Ces thématiques se croisent et s’interpellent pour former un écrit fragmentaire fait de rencontres et de témoignages pour dire les vieillesses. Chaque sensibilité, qu’elle soit intello et/ou du cœur, peut y trouver écho et se sentir concernée : « Le sens de notre vie est en question dans l’avenir qui nous attend ; nous ne savons pas qui nous sommes, si nous ignorons qui nous serons : ce vieil homme, cette vieille dame, reconnaissons-nous en eux. Il le faut si nous voulons assumer en sa totalité notre condition humaine. » (Simone de Beauvoir, citation p.174)

Ces voix qui s’élèvent sont autant de cris de colère contre ce que la société fait subir aux personnes âgées.
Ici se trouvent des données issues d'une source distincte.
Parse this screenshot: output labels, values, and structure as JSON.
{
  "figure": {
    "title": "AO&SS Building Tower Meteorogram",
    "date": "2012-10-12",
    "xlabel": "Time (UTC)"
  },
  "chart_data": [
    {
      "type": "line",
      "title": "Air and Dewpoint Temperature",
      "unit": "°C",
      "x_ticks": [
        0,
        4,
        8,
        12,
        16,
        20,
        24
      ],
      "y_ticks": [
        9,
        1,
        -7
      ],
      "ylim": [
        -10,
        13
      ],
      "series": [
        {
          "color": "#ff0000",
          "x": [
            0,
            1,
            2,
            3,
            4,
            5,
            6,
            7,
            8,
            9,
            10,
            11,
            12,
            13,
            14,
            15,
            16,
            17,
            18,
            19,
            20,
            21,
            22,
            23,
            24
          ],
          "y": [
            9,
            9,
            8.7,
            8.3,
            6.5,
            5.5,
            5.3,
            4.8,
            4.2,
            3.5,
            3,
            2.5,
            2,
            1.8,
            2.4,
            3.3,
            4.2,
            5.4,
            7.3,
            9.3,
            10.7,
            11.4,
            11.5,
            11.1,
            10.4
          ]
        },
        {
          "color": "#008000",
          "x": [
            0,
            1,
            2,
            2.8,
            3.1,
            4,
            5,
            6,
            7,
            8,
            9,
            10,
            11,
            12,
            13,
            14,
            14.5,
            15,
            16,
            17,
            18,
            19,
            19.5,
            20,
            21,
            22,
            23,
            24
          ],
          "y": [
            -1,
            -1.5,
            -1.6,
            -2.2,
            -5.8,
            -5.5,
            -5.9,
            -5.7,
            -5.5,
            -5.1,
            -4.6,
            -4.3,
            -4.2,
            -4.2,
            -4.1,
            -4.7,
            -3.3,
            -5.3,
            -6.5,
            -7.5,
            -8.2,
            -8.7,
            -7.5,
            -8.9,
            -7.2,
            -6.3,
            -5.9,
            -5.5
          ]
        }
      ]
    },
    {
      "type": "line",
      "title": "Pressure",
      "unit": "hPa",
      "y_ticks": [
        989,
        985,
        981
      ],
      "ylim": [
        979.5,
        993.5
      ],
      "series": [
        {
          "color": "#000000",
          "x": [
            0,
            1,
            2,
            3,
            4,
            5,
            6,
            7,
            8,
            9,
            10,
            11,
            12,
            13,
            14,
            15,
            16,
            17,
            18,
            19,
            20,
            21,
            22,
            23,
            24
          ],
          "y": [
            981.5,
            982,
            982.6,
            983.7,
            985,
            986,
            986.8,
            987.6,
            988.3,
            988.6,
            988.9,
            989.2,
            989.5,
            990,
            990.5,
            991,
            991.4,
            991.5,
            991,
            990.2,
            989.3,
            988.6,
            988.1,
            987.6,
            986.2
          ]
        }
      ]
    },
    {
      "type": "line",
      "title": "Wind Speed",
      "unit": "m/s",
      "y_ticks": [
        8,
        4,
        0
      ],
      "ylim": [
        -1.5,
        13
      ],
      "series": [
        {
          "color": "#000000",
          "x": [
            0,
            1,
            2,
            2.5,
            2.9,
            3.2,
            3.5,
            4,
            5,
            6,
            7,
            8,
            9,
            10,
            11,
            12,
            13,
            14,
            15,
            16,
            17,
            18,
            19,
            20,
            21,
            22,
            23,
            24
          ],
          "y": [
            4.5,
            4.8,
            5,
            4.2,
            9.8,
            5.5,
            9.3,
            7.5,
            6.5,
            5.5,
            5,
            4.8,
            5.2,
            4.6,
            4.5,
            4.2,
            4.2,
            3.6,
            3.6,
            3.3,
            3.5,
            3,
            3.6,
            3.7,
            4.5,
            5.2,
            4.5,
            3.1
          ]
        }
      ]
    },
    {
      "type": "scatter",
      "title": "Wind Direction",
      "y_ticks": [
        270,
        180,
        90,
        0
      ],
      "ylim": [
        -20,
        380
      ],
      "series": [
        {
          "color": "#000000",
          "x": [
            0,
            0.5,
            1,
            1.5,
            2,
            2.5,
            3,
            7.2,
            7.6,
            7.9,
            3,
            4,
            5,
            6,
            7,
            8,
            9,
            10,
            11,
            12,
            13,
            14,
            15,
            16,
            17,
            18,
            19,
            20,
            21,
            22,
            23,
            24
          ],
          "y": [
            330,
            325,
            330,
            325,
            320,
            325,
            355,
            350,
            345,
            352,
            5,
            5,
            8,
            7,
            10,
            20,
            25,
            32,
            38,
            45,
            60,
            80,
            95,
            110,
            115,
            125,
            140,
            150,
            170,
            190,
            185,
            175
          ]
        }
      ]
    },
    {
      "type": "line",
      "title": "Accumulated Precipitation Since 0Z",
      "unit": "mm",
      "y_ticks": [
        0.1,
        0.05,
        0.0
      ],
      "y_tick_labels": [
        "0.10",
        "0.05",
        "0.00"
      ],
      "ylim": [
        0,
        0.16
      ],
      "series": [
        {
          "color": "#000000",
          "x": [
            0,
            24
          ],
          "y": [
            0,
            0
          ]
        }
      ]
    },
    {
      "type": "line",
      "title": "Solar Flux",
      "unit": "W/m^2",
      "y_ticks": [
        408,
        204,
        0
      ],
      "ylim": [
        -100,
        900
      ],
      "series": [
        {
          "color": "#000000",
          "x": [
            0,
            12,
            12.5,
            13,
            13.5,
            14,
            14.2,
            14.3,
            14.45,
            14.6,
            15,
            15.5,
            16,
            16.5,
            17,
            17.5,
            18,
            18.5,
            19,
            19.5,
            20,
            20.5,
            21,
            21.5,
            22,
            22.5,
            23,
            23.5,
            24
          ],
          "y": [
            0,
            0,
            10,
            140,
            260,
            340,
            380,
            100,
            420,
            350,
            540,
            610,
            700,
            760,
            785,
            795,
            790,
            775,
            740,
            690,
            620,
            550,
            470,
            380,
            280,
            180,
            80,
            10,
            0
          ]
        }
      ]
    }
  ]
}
« Au lieu d’être un processus évolutif, la vieillesse est devenue un phénomène dégénératif » (p.55). Malaise civilisationnel renforcé par un silence assourdissant de la part des politiques.

« Si prendre des années est une fatalité, savoir vieillir est une possibilité et peut même devenir un art. » (p.136) Ainsi, le sentiment de révolte côtoie celui de la jouissance, de l’espoir aussi. Penser la vieillesse autrement pour la vivre autrement : par exemple, voir et sentir les modifications du corps comme des transformations et non des déclins, comme une invitation à un nouveau rythme, plus lent, mais pas un arrêt. Vivre la vieillesse comme une conscience renouvelée de l’existence et libre de choix dans notre réponse quant à l’interrogation : Vieillir, « Est-ce un accroissement ou un amoindrissement de la vie ? Est-ce une sédimentation d’expériences ou une série de coups portés à notre vitalité ? » (p.19)

Elodie

ADLER, Laure. La voyageuse de nuit. Grasset, 2020. 224 p.